Premier Tajlandii rozwiązuje parlament

Po trwających od miesiąca antyrządowych demonstracjach premier Tajlandii Yingluck Shinawatra ogłosiła dziś rozwiązanie parlamentu. Opozycja zapowiedziała jednak kontynuowanie protestów, których celem jest dymisja rządu.

W wystąpieniu telewizyjnym Yingluck Shinawatra zapewniła, że chce „jak najszybszego” rozpisania przedterminowych wyborów parlamentarnych. Zapowiedziała, że do czasu wyborów jej gabinet pozostanie przy władzy. Podkreśliła jednocześnie, że decyzję o rozwiązaniu parlamentu musi jeszcze zaakceptować król.

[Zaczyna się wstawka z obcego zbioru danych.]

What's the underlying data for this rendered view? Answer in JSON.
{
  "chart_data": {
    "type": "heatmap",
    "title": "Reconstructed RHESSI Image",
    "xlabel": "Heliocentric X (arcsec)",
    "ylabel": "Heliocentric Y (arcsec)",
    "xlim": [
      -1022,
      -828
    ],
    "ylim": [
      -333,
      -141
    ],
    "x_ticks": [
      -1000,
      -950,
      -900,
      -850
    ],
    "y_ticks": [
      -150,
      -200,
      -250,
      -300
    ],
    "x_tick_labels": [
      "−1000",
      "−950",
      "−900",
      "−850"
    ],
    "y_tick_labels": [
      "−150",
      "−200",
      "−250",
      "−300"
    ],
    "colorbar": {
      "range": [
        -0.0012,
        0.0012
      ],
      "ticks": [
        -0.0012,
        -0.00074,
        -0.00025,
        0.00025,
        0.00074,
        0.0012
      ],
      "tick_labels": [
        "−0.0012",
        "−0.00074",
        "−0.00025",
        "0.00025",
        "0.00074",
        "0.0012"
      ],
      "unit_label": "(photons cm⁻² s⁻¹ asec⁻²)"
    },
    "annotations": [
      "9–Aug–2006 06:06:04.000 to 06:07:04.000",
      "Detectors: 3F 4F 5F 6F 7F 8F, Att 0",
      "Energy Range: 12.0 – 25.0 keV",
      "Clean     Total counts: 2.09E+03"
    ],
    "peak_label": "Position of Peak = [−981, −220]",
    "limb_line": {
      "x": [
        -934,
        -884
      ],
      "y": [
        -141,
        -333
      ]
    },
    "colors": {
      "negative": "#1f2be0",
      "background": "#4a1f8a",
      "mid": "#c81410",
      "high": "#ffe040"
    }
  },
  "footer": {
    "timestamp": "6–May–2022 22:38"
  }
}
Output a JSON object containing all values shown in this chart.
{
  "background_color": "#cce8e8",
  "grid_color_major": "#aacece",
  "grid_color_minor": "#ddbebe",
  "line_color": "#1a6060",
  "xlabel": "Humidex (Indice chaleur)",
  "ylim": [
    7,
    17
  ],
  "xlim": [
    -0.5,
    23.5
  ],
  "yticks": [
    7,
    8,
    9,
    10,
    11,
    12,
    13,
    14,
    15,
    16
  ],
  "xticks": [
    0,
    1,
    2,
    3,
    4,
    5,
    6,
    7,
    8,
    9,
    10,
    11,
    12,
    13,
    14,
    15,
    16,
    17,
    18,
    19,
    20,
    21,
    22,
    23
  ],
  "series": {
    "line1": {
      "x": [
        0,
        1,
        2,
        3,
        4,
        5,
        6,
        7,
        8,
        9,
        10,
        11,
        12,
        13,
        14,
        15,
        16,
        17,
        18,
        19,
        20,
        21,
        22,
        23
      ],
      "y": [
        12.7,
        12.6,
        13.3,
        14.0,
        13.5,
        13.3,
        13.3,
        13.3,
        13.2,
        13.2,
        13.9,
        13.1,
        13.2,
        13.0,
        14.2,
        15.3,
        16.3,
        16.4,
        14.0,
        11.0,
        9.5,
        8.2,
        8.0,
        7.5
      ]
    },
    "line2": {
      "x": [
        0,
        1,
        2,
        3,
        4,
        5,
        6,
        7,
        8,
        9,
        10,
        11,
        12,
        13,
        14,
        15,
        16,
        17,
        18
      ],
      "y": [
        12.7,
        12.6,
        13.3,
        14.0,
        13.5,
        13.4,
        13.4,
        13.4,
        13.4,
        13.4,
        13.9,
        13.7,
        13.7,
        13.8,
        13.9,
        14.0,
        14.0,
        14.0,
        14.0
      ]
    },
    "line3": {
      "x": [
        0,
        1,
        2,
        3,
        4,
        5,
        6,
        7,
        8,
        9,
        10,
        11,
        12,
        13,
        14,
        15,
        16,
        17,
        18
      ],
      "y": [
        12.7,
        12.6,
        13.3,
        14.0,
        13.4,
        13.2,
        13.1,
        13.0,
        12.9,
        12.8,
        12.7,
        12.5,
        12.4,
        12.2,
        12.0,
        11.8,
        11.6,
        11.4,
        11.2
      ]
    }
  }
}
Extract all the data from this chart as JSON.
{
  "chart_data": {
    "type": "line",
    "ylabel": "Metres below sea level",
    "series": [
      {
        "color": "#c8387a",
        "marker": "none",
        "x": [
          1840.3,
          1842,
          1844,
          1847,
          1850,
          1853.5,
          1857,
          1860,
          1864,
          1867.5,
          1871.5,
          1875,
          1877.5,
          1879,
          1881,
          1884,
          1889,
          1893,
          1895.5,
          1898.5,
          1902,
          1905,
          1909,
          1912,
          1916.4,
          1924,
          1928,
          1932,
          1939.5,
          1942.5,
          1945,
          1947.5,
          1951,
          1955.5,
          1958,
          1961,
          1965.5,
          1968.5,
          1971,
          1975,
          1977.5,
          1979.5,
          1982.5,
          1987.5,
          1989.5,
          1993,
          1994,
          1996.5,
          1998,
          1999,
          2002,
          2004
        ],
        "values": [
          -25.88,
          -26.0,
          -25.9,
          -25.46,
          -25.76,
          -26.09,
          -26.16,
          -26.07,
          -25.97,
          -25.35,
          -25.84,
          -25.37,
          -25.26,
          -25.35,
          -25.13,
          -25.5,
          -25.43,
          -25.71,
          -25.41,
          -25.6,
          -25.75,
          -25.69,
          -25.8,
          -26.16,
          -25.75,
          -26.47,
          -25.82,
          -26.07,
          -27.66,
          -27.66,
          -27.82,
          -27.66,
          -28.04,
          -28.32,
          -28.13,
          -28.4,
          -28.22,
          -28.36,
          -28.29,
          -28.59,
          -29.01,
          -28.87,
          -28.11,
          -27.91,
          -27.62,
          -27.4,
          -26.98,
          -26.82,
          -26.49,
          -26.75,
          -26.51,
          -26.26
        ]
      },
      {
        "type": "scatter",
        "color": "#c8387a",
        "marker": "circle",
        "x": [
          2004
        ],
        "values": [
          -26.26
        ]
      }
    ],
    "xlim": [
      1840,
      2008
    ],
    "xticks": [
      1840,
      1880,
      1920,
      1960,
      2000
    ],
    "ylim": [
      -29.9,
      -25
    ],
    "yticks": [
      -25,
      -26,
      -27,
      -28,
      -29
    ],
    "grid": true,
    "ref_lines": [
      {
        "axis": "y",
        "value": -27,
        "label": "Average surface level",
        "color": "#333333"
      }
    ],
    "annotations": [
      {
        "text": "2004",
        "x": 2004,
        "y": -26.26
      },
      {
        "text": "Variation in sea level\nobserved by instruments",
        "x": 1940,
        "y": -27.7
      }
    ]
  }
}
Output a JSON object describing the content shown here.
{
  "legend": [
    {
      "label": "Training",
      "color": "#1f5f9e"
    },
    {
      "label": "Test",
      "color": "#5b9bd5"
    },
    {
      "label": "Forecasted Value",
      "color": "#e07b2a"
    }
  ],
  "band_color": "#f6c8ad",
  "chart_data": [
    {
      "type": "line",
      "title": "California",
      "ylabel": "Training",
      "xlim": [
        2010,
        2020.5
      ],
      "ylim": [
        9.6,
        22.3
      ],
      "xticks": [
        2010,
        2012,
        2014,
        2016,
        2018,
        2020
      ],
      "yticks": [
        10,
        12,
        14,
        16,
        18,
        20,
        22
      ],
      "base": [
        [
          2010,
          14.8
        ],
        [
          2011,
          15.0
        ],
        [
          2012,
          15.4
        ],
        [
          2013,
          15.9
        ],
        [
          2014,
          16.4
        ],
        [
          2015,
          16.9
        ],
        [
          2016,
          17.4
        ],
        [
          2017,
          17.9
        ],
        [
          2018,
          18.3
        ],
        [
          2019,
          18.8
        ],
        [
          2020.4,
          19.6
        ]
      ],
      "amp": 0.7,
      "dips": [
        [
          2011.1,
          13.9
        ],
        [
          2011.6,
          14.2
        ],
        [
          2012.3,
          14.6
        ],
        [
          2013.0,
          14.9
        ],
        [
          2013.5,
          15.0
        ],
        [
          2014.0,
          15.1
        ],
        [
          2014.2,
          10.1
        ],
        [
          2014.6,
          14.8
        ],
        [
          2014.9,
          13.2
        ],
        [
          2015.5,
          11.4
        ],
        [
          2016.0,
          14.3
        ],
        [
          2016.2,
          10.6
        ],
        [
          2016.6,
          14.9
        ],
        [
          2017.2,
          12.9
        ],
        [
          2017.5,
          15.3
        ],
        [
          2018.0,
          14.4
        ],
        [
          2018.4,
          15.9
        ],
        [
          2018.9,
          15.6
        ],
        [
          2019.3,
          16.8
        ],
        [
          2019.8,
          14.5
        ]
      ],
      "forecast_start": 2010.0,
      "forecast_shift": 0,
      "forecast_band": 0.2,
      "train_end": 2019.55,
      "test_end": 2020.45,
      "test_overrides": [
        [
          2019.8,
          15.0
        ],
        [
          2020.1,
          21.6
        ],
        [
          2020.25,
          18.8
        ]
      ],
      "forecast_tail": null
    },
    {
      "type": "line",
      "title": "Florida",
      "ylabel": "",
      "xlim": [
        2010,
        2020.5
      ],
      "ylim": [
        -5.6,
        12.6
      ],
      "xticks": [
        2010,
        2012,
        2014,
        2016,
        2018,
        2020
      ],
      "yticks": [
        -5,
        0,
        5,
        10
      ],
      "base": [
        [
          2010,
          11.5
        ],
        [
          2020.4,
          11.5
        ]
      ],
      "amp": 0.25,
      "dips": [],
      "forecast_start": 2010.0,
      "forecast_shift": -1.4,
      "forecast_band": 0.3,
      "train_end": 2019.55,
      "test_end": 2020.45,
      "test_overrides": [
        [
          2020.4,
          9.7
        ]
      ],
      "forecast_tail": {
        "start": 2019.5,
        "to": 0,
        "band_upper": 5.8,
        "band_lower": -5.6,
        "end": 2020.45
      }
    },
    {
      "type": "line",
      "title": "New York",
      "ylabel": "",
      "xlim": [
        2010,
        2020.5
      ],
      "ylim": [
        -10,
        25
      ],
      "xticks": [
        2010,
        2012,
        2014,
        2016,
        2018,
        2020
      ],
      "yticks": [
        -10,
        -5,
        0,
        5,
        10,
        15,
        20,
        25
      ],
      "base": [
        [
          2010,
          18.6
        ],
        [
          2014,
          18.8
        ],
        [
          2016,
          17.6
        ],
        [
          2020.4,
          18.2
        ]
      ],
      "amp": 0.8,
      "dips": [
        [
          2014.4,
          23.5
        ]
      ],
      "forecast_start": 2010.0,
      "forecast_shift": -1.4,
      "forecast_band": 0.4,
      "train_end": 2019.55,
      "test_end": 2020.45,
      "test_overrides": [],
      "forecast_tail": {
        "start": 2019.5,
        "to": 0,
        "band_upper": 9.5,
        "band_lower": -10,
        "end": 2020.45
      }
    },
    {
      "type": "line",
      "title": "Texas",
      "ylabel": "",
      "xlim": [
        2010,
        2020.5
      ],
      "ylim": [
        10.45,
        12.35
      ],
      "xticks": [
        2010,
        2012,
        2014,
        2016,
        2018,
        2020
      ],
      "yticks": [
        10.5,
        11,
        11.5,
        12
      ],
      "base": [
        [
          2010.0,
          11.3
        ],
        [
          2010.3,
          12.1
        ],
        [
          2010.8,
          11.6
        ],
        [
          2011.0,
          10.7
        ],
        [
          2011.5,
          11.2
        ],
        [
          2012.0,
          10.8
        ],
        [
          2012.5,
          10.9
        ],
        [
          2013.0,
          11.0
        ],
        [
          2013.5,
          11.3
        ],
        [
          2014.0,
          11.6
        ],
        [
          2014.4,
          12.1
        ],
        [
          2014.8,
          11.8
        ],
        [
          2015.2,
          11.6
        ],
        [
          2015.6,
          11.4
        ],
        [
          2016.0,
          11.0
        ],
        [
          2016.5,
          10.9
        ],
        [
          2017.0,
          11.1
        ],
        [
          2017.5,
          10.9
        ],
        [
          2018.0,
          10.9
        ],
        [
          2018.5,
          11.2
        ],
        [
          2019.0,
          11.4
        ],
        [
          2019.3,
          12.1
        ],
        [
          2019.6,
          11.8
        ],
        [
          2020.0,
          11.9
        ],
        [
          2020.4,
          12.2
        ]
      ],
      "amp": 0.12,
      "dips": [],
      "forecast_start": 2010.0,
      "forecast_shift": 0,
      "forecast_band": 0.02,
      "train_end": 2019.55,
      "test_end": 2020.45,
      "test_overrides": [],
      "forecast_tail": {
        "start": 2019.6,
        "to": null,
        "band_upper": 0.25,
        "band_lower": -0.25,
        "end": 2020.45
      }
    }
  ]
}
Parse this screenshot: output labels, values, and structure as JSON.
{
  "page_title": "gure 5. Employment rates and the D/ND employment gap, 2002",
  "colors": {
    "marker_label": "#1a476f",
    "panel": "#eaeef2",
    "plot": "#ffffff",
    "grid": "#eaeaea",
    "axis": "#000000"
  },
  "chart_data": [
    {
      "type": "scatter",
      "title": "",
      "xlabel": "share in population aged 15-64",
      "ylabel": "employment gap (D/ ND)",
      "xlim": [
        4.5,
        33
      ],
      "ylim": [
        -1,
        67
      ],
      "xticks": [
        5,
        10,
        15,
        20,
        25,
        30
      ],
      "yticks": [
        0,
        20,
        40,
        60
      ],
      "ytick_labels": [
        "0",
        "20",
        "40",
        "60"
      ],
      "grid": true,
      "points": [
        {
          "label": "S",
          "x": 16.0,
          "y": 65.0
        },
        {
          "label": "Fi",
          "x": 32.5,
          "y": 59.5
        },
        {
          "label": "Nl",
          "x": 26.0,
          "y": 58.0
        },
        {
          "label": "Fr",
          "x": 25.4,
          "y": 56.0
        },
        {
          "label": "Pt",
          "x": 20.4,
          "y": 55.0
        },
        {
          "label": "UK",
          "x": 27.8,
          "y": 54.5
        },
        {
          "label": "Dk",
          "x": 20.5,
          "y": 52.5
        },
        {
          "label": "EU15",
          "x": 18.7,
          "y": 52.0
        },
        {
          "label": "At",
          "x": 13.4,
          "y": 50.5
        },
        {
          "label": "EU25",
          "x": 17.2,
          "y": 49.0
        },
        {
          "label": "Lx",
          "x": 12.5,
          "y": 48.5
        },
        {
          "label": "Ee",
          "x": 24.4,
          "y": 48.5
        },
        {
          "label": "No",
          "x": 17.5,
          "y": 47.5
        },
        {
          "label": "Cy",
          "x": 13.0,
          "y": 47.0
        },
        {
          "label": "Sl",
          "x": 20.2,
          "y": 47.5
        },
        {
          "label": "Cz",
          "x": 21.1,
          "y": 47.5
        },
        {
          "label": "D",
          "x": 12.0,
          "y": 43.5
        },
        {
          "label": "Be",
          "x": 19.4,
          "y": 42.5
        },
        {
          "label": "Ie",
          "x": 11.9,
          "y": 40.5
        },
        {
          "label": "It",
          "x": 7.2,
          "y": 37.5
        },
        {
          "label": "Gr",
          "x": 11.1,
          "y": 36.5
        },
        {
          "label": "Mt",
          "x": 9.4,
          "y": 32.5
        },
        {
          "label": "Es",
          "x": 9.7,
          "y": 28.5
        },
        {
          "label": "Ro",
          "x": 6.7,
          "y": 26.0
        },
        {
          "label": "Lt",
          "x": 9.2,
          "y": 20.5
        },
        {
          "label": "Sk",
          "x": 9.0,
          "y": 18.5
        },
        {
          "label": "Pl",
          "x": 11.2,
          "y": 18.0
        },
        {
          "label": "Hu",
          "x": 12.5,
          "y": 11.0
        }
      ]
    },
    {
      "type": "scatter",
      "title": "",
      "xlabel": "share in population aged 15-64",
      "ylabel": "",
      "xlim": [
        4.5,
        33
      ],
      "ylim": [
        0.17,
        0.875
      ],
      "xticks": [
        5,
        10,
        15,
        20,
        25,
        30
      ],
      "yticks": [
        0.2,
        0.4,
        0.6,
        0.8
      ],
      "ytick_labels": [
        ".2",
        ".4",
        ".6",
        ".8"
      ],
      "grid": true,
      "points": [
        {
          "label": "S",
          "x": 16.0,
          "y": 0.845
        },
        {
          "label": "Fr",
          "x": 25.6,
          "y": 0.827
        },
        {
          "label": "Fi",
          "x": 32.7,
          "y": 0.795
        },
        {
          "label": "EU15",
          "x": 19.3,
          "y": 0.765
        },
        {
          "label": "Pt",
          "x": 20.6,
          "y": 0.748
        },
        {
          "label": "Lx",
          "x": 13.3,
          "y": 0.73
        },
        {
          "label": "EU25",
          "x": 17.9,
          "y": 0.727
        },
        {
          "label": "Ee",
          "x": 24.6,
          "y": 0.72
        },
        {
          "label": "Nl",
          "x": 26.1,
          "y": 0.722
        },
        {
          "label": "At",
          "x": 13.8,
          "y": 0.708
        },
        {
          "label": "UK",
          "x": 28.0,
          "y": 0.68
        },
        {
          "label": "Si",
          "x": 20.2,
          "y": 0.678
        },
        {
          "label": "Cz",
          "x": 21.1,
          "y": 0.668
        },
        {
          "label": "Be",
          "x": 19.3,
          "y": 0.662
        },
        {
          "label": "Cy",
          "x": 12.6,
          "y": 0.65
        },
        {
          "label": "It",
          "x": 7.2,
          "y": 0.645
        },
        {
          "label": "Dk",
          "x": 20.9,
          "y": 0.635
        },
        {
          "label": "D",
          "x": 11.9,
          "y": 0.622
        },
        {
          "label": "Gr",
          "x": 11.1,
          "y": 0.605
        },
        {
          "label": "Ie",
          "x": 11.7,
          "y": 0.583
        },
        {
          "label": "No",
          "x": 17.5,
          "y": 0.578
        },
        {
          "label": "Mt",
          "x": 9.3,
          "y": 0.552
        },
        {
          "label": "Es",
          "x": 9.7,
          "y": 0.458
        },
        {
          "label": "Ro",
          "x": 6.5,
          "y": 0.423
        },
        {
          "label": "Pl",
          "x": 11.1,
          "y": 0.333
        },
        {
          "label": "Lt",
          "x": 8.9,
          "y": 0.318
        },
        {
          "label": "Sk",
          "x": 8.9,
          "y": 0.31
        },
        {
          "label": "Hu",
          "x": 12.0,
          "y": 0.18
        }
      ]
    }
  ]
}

Po tym oświadczeniu Jaropong Ruangsuwan, przywódca rządzącej Partii dla Tajów, z której wywodzi się szefowa rządu, zapowiedział, że premier Yingluck Shinawatra będzie się ubiegać o mandat w najbliższych wyborach. „Na pewno wystartuje w wyborach, skoro pracowała z partią przez cały czas. Rozwiązaliśmy parlament, ponieważ jesteśmy pewni swego (…) Chcemy, by (opozycyjna) Partia Demokratyczna wzięła udział w wyborach, a nie grała w gry uliczne” – powiedział Jaropong, odnosząc się do antyrządowych protestów na ulicach Bangkoku.

Przywódca Partii Demokratycznej i były premier Abhisit Vejjajiva powiedział, że rozwiązanie parlamentu jest dopiero pierwszym krokiem do opanowania kryzysu politycznego w Tajlandii. Spytany, czy wystartuje w wyborach, odparł: „Dzisiaj maszerujemy. Pójdziemy pod siedzibę rządu”.

Od kilku tygodni w stolicy Tajlandii trwają antyrządowe protesty. Zginęły w nich co najmniej cztery osoby, a ponad 260 zostało rannych. Na poniedziałek opozycja zapowiedziała „marsz miliona”, który „ostatecznie przesądzi o upadku rządu”.

Protesty rozpoczęły się w Bangkoku w zeszłym miesiącu, gdy rząd poparł projekt ustawy amnestyjnej, która mogłaby umożliwić powrót do Tajlandii brata obecnej premier, byłego szefa rządu Thaksina Shinawatry, skazanego w 2008 roku na więzienie za korupcję.